Колыбаев чего угодно ожидал от комиссии, но только не того, что так секанут под корень дорогого его начальника. Пока в те заполошные минуты Свешнев соображал, как вырваться от смерти, он, Колыбаев (понял сразу, что Свешнев будет бить корж кайлом до тех пор, пока либо спасет Азоркина, либо сам вместе с ним останется в завале), не возжелал оставаться в этой «братской могиле». После ему захотелось еще и чистым остаться со всех сторон. А из кого перья полетят — ему было все равно. Да опять же вовремя сообразил: нет, не все равно. Иметь благодарного начальника — это почти то же, что еще одну сберкнижку... Вспомнил, как заорал Свешневу, зачем Ковалева угнал — втроем бы корж подняли, понял, что правильно сделал: на этот крючок можно рыбку поймать, отманить ею опасность от Головкина. В сумраке за копром и без того перепуганному Валерке Ковалеву в два счета доказал виновность Свешнева; Валерке-то доказал, но дышло не туда вывернулось: Головкин сам рядовой. Из бросовой кости навару не накипятишь.

Но и своего Колыбаев упускать не собирался. Головы не терял, а «шариками» в ней крутил почище, чем та машина, которая в бухгалтерии начисляет ему получку.

И снова выследил Валерку, будто воробья, ускользающего от кошки.

— Ты почему тогда из лавы удрал, гаденыш?

— Так дядя Миша приказал... — заскулил Валерка.

— «Дядя Миша», — прошипел Колыбаев. — А у тебя свой котелок не варит? Да я тебя сам к прокурору уволоку! Ты знаешь, что все из-за тебя? Корж-то видал?

— Плохо видал. Глыба…

— «Глыба», — опять передразнил Колыбаев. — Не удрал бы, ковырнули вагой — и целая рука. Сам удрал и валишь на дядю Мишу... Что же, по-твоему, тебя, дурака, я теперь выручать за так должен?..

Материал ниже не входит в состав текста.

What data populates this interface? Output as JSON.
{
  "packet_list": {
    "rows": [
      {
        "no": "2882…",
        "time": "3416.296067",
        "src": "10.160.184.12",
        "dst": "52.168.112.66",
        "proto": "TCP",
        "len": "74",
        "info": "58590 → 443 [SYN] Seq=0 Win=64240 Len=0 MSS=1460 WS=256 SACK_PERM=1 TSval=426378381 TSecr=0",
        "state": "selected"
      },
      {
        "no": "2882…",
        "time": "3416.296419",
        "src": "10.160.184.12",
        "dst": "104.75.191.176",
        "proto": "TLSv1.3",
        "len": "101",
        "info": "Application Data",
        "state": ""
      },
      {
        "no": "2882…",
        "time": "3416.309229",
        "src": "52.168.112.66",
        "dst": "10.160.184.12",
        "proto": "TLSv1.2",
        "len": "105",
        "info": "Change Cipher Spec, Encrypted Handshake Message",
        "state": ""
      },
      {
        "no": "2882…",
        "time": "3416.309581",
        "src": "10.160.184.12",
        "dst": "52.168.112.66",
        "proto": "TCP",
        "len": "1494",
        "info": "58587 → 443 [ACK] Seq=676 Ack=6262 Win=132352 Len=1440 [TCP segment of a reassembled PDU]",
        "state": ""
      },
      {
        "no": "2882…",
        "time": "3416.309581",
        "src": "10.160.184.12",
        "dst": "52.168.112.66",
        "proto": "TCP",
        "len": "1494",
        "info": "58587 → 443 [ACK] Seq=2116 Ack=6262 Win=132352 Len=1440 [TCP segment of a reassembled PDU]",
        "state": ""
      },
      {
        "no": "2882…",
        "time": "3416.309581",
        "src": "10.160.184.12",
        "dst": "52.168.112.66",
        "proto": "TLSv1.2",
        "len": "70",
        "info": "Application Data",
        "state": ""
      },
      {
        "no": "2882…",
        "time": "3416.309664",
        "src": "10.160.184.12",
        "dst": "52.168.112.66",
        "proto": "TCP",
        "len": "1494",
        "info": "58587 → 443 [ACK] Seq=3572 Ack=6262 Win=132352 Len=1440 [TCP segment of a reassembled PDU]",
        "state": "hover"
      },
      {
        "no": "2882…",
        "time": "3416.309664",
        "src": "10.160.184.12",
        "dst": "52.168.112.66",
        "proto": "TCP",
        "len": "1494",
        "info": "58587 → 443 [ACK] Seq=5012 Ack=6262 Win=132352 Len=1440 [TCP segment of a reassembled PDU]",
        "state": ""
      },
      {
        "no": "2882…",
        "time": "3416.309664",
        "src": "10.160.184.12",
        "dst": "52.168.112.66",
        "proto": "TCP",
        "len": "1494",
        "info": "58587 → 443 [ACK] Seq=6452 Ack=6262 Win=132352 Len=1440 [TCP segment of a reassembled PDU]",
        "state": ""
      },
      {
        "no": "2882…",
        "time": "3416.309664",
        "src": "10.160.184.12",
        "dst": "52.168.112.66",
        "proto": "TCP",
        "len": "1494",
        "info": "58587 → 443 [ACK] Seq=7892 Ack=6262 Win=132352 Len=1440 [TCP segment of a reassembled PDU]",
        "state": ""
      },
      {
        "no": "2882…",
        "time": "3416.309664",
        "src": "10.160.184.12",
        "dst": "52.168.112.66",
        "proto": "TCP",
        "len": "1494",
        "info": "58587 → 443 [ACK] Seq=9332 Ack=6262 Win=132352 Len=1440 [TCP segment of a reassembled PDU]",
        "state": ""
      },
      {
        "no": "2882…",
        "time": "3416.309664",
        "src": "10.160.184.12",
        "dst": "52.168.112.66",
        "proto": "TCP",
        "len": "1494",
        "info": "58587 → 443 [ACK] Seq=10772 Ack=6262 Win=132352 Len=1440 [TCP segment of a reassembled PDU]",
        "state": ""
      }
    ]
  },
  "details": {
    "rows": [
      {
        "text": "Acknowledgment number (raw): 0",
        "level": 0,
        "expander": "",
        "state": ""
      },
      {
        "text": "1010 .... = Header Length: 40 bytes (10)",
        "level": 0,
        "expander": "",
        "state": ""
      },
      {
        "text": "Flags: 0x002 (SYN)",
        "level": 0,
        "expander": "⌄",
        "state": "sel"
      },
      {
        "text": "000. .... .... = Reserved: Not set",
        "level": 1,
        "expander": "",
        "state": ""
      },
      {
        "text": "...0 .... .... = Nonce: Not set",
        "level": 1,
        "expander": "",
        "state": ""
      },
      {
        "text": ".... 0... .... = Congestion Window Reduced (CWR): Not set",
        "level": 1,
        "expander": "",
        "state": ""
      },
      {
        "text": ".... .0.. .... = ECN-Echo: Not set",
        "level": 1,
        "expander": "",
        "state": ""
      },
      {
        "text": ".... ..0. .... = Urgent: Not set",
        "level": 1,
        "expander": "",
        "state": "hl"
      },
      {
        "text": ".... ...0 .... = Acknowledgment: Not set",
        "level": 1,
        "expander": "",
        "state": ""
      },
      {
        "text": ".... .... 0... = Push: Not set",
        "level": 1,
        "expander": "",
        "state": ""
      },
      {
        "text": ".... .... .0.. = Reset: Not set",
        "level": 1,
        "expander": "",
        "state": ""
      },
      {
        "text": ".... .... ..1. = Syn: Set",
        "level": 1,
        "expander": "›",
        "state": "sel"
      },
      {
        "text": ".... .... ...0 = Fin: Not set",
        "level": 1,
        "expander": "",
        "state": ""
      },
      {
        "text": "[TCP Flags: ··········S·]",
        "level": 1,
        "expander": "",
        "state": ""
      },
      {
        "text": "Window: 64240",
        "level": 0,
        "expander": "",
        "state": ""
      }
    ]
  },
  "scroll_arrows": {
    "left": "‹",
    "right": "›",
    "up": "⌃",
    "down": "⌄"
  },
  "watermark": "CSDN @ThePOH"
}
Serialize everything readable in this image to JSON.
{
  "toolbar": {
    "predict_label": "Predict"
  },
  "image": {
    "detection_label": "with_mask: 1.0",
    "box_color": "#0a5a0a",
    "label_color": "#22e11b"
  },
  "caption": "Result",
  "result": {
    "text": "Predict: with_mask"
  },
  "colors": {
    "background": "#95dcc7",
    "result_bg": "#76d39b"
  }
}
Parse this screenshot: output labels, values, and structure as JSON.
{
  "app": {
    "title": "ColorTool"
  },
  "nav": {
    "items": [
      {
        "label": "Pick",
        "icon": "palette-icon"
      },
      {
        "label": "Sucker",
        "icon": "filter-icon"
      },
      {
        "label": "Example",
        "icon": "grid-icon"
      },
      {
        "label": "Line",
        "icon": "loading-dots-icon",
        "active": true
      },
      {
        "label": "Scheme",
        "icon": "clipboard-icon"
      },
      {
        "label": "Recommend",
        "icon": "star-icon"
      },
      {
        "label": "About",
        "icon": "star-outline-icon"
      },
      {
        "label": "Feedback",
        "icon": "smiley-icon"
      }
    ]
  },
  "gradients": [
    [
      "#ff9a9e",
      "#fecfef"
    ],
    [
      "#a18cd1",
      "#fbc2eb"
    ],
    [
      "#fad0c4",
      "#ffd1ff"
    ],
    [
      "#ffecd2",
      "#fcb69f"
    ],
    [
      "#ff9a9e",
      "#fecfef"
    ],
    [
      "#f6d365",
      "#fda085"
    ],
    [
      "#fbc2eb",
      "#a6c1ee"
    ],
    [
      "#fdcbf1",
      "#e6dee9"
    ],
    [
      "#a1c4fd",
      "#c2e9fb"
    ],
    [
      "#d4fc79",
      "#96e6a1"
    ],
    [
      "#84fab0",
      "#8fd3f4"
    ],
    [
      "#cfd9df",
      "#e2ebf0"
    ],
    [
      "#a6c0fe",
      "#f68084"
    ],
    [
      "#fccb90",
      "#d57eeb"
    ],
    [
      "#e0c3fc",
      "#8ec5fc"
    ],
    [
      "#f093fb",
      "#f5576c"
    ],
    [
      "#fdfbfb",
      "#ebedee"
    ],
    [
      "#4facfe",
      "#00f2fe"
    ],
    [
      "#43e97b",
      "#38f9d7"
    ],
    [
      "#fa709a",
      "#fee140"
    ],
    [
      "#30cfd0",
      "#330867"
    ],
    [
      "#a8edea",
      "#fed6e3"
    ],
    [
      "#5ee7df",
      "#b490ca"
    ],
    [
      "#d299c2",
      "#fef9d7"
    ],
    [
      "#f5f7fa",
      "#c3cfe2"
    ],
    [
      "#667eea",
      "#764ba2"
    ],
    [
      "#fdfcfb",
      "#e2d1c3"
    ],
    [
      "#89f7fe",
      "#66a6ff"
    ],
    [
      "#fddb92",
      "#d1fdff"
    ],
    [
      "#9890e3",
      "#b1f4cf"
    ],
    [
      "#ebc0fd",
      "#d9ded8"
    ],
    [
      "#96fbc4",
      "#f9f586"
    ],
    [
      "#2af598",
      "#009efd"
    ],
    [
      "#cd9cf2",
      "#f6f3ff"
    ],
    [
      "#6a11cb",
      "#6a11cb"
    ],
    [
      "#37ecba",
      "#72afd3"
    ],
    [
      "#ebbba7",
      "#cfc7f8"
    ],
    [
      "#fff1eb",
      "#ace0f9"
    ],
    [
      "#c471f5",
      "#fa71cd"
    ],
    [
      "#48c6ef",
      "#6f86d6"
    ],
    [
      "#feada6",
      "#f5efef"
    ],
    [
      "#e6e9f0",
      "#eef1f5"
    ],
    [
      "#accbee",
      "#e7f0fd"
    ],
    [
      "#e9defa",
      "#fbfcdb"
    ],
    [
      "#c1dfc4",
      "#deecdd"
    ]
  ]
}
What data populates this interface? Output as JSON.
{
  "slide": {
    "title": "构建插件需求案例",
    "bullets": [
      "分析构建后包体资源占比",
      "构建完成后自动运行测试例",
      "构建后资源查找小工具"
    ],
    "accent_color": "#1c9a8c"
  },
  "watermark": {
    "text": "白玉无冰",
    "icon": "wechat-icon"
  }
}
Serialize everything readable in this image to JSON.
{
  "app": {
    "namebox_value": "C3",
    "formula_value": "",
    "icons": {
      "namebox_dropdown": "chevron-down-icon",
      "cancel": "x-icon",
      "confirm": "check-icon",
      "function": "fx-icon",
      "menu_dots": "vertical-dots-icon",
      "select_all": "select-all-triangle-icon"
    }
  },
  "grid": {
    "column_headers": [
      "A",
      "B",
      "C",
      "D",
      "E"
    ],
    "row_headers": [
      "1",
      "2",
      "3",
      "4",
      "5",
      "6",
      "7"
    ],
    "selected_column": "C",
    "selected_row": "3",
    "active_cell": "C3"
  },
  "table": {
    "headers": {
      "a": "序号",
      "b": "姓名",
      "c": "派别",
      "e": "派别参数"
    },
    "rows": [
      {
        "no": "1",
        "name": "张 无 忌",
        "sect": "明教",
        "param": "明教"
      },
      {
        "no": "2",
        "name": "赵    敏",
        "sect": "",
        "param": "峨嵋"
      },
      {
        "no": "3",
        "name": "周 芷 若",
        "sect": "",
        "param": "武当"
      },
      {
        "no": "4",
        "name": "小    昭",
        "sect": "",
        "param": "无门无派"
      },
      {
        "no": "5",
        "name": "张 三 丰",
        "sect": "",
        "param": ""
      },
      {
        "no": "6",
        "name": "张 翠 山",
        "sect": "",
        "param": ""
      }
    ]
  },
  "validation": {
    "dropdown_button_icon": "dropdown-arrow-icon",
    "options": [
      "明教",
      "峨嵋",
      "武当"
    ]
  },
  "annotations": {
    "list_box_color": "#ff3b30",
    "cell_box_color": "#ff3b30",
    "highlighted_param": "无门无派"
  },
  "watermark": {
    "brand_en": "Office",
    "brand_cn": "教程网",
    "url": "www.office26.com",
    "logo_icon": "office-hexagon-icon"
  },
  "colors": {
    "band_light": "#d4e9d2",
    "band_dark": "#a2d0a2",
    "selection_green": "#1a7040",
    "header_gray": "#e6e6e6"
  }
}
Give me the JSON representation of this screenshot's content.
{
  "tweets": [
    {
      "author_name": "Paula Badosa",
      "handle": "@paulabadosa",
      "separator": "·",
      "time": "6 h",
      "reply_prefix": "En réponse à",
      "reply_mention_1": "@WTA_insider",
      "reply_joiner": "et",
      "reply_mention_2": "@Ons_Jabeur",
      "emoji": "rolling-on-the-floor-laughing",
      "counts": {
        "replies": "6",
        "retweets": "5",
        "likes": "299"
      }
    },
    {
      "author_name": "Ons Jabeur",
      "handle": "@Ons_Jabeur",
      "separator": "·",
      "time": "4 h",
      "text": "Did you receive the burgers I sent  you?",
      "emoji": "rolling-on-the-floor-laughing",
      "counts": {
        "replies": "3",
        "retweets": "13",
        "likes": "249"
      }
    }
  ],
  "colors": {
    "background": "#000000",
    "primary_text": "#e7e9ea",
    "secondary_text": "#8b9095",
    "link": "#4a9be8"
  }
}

Комиссия не успела уехать, а Колыбаев уж прикинул: свое брать надо. Подкараулил Головкина на его тропке в закоулках поселка, пожаловался:

— Сомнения меня одолели, Василий Матвеевич. Да и совесть...

— В чем же дело, Ефим Петрович? — усомнился и Головкин настороженно, а внутри все так и оборвалось: «Беда одна не ходит...» И вид у него был такой, что Колыбаев на миг пожалел его. «Не трогать тебя, что ли?» Но тут же ругнул себя, что жалость в душу допустил.

— Насчет Ковалева я сомневаюсь. Зря мы с тобой его того... по черной дорожке направили. Жалко парня — молодой совсем...

«Никого тебе, Колыбаев, не жалко, — понимал Василий Матвеевич. — Ты новую пакость задумал... Да только вот какую?..» Вслух же сказал:

— Что же ты предлагаешь, Ефим Петрович? Сам знаешь, что нам теперь изменить ничего невозможно. Да и пользы не будет возвращаться к этому...

— А чего мне предлагать? Пойду да и признаюсь Комарову. Все расскажу, как мы с тобой... Чего терять? — дуроломом попер Колыбаев. — А ты еще ИТР. Тебе еще под шкуру добавят сала. То бы туда-сюда да опять в дамки, а тут уж!

— Чего же ты хочешь? — спросил Василий Матвеевич, хотя уже догадался, к чему клонит Колыбаев.

— Чего?! Даром, говорят, и чирей не садится. Тыщу дашь — и разойдемся!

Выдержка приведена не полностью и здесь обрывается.